I didn’t choose whether to attend or not Church: they indoctrinated me with the Word of Christ, how to follow the correct path, what’s a sin and what’s a virtue; who to love and who to hate. They told me that He’s right there above, checking what we do and how we use the “free will” that he gave us.

I never had the chance of choosing my friends: all the young generation of the elite of the city, as they say “creme de la creme”; people with no ambitions or any particular view of the world, the only similar trait shared appeared to be the general impossibility for them like for me to have a personal opinion, to make a choice on their own, to exert the famous free will that every Sunday God’s friends in church were propagandizing to us.

I could not choose who to love and how to love. I could not follow my heart, where my thoughts and desires were dragging me. I could not choose how to look the people that I wanted to look in a way that I could not even understand; I could not fulfill what my body was trying to ask me.

I could not have contacts with the “real people”: they were different from us, they were poor, they were with no moral compass, with no sense of decency and honor. They weren’t unlucky, they were simply not fit to success; too lascivious, too lazy, too vicious. Too free, I would have said. But I could not decide the words that I wanted.

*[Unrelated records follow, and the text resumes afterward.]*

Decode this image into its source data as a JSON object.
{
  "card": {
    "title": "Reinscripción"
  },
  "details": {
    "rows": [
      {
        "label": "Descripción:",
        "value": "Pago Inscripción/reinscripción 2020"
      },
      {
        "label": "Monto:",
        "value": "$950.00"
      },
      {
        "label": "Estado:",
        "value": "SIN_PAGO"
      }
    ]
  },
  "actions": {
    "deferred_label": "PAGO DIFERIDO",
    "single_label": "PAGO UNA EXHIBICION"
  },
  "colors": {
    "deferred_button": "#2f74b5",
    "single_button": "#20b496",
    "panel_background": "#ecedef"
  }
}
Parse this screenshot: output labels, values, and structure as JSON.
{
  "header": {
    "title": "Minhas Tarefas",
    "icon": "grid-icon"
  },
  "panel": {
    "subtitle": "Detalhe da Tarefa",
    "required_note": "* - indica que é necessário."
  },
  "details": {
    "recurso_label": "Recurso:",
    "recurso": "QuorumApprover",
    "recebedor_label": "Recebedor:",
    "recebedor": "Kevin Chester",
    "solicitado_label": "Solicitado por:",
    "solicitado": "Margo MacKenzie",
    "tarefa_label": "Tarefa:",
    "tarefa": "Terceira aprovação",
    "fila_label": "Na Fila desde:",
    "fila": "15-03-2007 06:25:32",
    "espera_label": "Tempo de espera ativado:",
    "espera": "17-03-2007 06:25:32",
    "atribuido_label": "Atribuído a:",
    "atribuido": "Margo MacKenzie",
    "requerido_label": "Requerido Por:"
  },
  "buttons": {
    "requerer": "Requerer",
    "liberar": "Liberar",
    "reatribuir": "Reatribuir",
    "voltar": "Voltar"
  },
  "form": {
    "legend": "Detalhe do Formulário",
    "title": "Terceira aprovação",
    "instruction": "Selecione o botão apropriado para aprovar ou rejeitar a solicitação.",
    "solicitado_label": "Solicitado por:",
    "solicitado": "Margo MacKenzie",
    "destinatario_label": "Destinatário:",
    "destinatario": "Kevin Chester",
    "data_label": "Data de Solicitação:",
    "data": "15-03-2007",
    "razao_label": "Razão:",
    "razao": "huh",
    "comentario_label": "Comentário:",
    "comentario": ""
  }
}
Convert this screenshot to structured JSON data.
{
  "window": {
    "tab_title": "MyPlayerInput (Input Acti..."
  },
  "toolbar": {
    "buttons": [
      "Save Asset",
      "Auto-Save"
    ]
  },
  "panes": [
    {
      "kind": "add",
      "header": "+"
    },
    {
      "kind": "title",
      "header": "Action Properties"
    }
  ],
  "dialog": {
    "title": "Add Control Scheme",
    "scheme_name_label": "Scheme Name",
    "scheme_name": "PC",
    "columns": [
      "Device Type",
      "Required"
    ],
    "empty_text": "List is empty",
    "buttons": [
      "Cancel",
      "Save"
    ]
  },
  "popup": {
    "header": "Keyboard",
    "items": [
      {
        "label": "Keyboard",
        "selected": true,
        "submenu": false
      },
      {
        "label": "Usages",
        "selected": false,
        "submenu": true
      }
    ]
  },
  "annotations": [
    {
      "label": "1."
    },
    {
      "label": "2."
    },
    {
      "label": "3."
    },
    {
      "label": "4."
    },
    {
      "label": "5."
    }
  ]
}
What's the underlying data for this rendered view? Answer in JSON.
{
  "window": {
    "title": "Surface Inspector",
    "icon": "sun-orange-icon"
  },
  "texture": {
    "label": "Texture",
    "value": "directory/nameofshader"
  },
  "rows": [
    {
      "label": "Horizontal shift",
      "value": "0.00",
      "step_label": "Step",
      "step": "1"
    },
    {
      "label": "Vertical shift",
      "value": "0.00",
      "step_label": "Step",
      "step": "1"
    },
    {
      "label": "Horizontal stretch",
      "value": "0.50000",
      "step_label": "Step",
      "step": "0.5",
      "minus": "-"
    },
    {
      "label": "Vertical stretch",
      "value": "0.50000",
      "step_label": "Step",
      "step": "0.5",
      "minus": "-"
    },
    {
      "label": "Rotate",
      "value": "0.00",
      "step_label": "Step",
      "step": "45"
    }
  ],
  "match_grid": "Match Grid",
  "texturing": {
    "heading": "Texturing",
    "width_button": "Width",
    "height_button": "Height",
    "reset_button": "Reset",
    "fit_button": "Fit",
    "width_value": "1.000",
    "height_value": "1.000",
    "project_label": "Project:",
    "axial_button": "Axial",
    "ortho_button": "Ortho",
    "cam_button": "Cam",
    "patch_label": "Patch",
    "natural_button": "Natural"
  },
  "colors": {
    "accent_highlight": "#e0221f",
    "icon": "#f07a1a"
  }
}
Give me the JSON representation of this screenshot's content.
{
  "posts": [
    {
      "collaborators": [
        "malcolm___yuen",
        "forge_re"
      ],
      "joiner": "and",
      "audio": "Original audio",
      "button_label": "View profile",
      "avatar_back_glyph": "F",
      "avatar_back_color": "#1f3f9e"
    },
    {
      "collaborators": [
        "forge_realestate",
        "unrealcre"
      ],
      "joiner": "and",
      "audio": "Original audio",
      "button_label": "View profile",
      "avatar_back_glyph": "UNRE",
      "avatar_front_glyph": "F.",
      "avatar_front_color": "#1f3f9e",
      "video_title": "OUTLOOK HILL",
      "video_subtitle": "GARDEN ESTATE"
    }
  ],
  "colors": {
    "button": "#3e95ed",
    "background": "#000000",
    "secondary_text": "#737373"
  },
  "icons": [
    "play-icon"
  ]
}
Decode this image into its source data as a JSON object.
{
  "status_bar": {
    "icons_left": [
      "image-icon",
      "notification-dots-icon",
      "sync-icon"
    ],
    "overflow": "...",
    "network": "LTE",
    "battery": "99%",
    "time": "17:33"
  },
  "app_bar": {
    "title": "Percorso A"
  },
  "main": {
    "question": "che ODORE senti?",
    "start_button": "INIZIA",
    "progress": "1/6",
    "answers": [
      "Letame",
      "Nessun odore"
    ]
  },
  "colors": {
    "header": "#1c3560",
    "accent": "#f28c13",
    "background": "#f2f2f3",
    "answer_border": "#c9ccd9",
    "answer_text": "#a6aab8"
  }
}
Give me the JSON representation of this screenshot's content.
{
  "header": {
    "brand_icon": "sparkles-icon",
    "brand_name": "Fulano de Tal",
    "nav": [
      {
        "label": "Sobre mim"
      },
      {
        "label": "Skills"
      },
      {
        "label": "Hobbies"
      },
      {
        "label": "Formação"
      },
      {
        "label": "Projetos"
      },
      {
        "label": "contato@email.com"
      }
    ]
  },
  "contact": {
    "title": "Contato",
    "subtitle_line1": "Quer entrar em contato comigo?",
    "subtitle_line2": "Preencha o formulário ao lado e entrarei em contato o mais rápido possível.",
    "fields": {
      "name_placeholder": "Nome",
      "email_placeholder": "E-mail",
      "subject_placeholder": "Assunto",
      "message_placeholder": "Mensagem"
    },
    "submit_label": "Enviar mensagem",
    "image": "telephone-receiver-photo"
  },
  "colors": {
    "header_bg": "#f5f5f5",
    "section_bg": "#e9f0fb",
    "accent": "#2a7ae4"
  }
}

I didn’t choose my job, I din’t choose my aspirations, I didn’t choose my hobbies. I didn’t even choose my own family. I had two children that I had with a woman I didn’t and I still don’t love. I gave them names that belonged to my grandfathers, I grew up teaching them what I was taught, so that we will be sure that the circle will not be broken and the status quo will be maintained.

I could not choose to be unhappy: all this time I got watched carefully by who was around, checking my behavior and saying that it was not right, that I was strange, that I was not doing it all properly. They started to say again that “ Someone should better check on me”.

And i got checked, and checked again, and I was found too strange, to unfit for my role: I got cured from what someone else decided that it was a disease, and I spent months reflecting on what I was mistaking and how to follow the correct stream.

They taught me how to think, how to breath, how to leave. They taught me everything and they decided for me for all my life.

And here I am, looking back of a life of decisions that I didn’t take, while I am taking the first decision by myself.

Here, I’m playing this guitar with too big hands to play it properly, looking down from a high, anonymous palace that I chose between thousands of others.

And when the air started whirling in my haircut that the hairdresser made for me, watching the pavement rapidly approaching towards me, that with a smile on my face, I felt the thrill of living a life on your own choices.